Double Olympic champion Rebecca Adlington today said her parents have already booked their hotel in London for next summer's Games because of the rocketing cost of rooms in the capital.

The swimmer, who is expected to go for gold in two events at London 2012, revealed her father, Steve, and mother, Kay, had to book a Holiday Inn a year in advance as hotel rooms were being taken so quickly.

Adlington, whose parents missed one of her gold medals at the Beijing Olympics in 2008 after falling victim to a ticket fraud, said her family would get tickets for the events she takes part in next year.

She said: "My parents booked their hotel last week - a lot of them are booked out already.
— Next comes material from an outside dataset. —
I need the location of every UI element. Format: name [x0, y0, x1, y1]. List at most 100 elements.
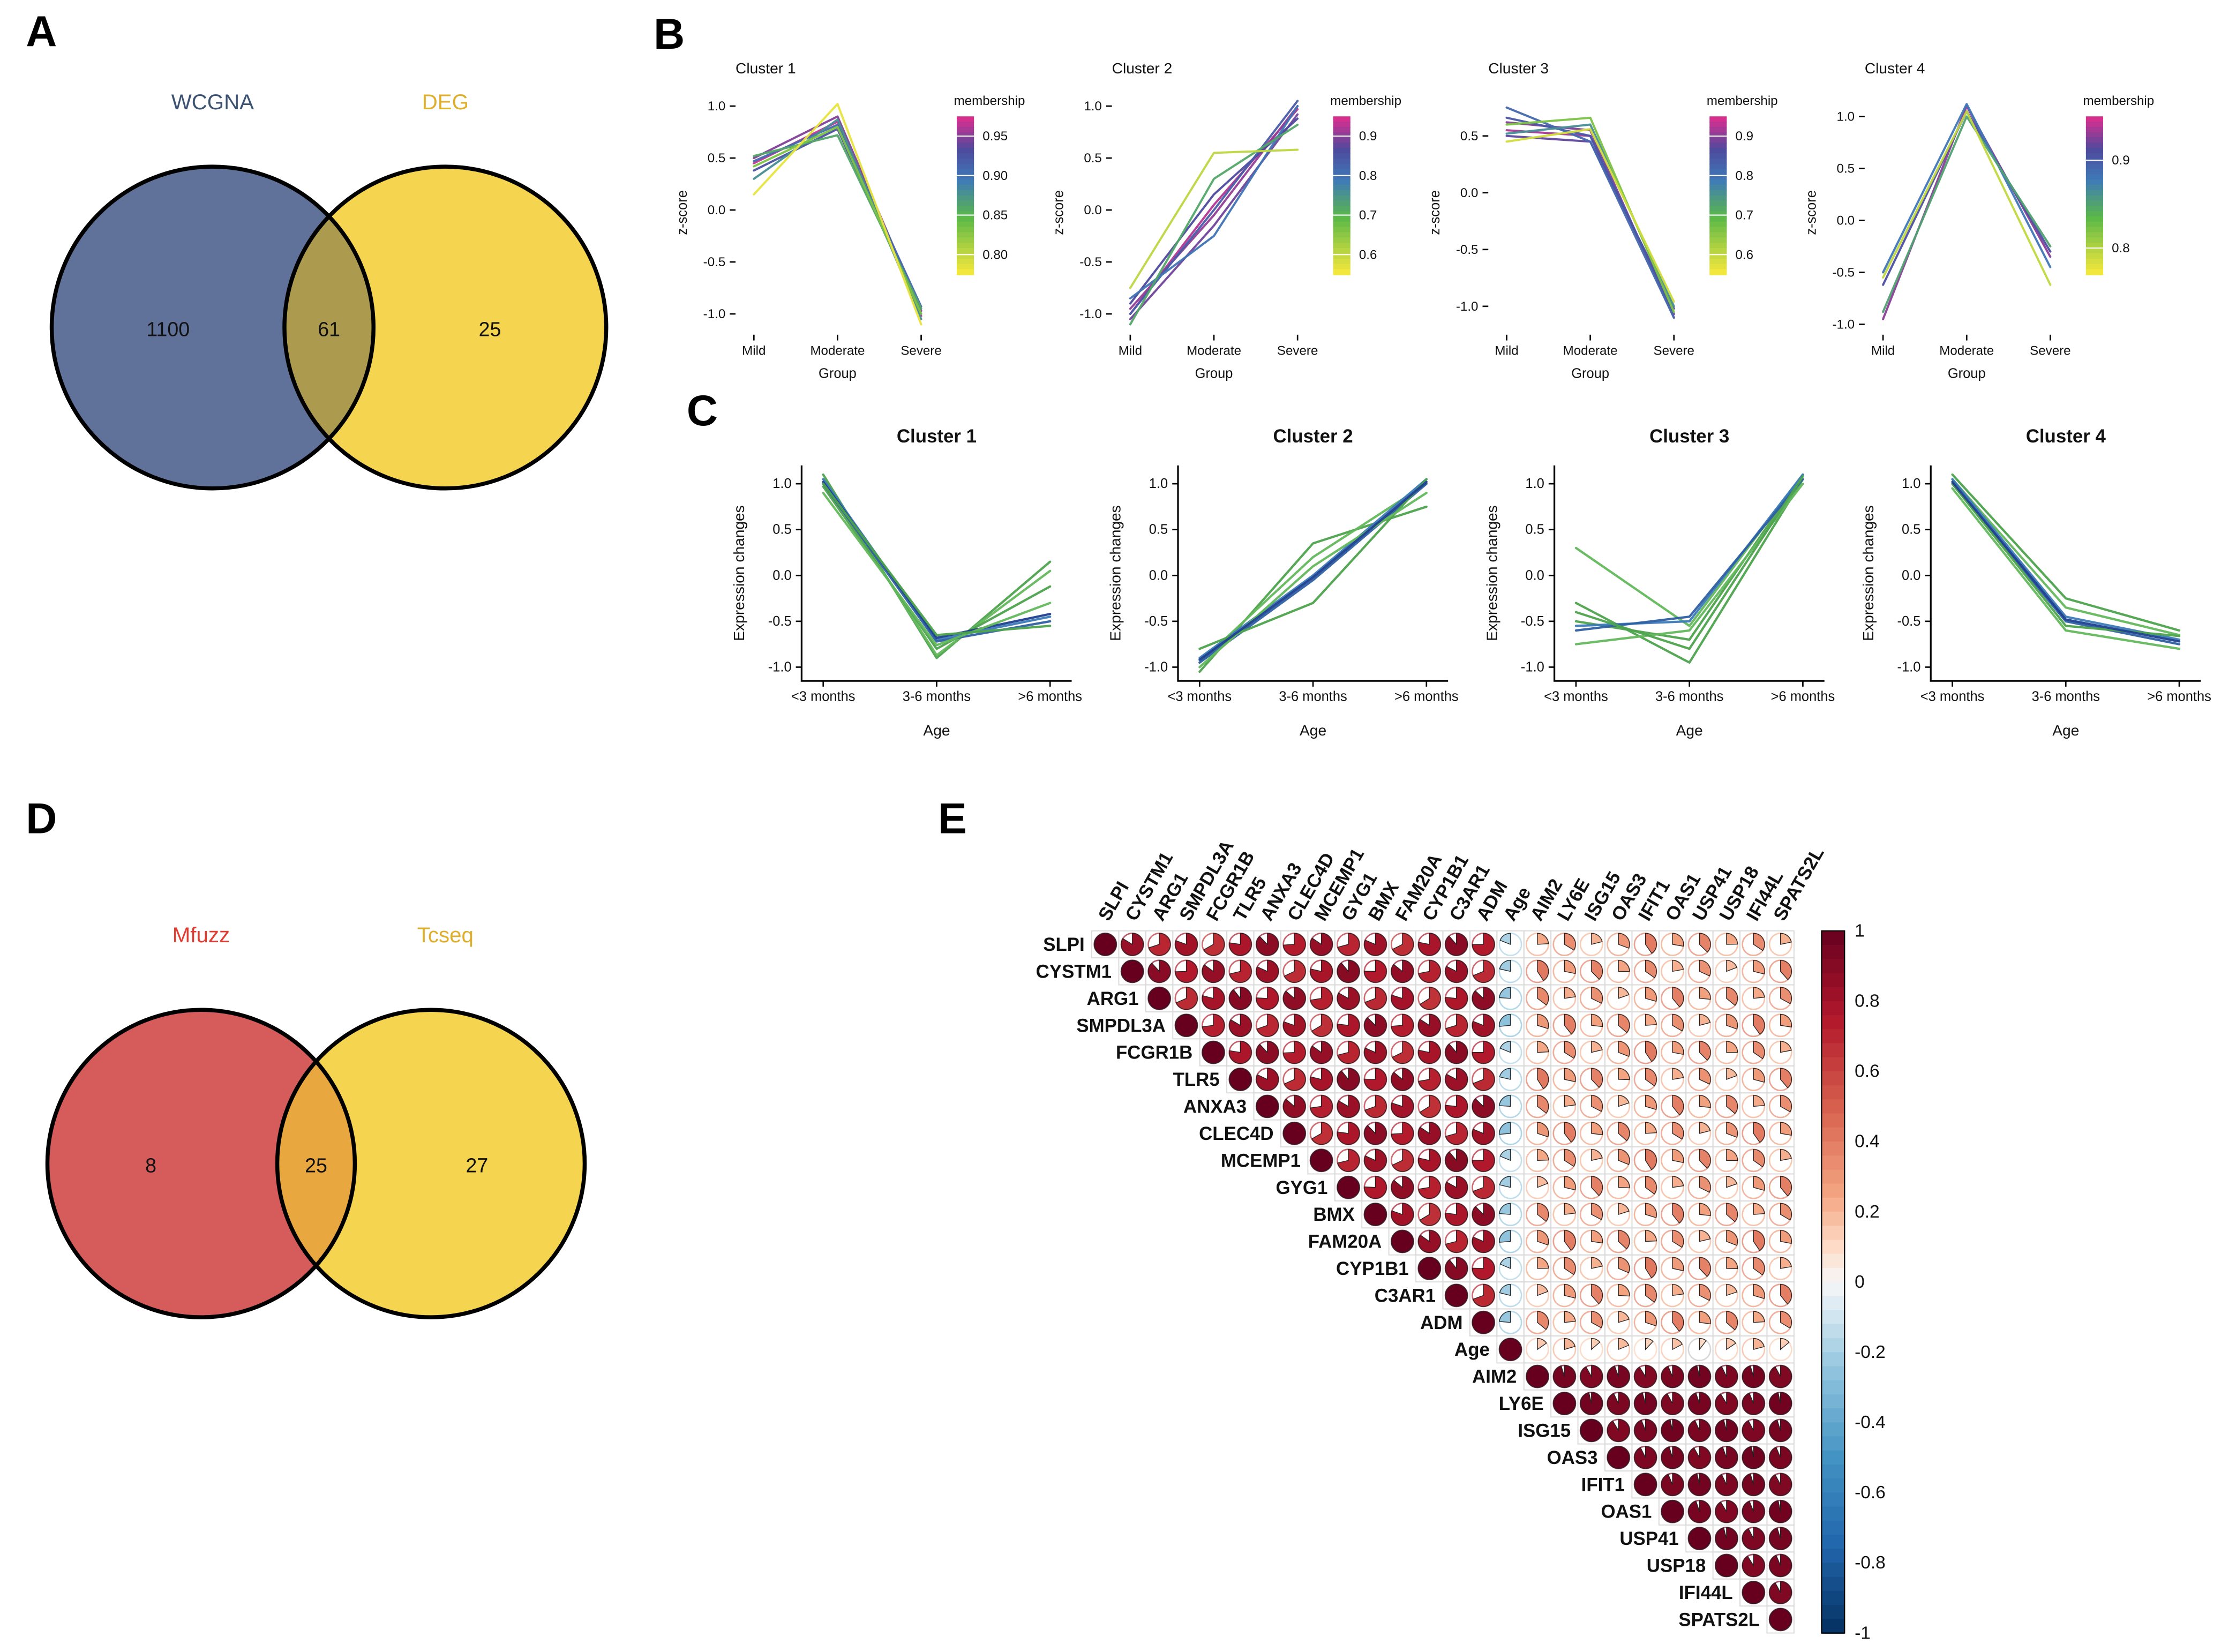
corr-pie	[1618, 960, 1630, 972]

My mum said hotel prices are insane so she booked it straight away."

Locog, the Games organising committee, has block-booked 40 per cent of all the hotels in central London -including a string of some of the best rooms - for officials, sponsors and media.

Hoteliers keen to capitalise on the rise in demand are holding customers on long waiting lists while they consider increasing their rates.

Adlington, 22, took to the air today to launch the National Lottery's London 2012 Games hot air balloon tour, thanking players for their £2.2 billion investment in the Olympics and Paralympics. She went up in the tethered balloon outside Tate Modern.

She said the images of rioting and looting in London that were beamed around the world would not put off potential visitors to the capital for the Games next year. "I don't think people will associate the two. The Olympic Games are in a village environment and it is very different."

Adlington, from Mansfield, added: "I come down to London all the time and every time I have been safe. Every major city in the world has a good part and a bad part and good and bad things about it. I think London is amazing and has amazing tourist places for people to visit."

Welsh swimmer David Roberts, an 11-time Paralympic gold medallist who also went up in the balloon, said it would have been impossible for him to remain a full-time athlete without Lottery support.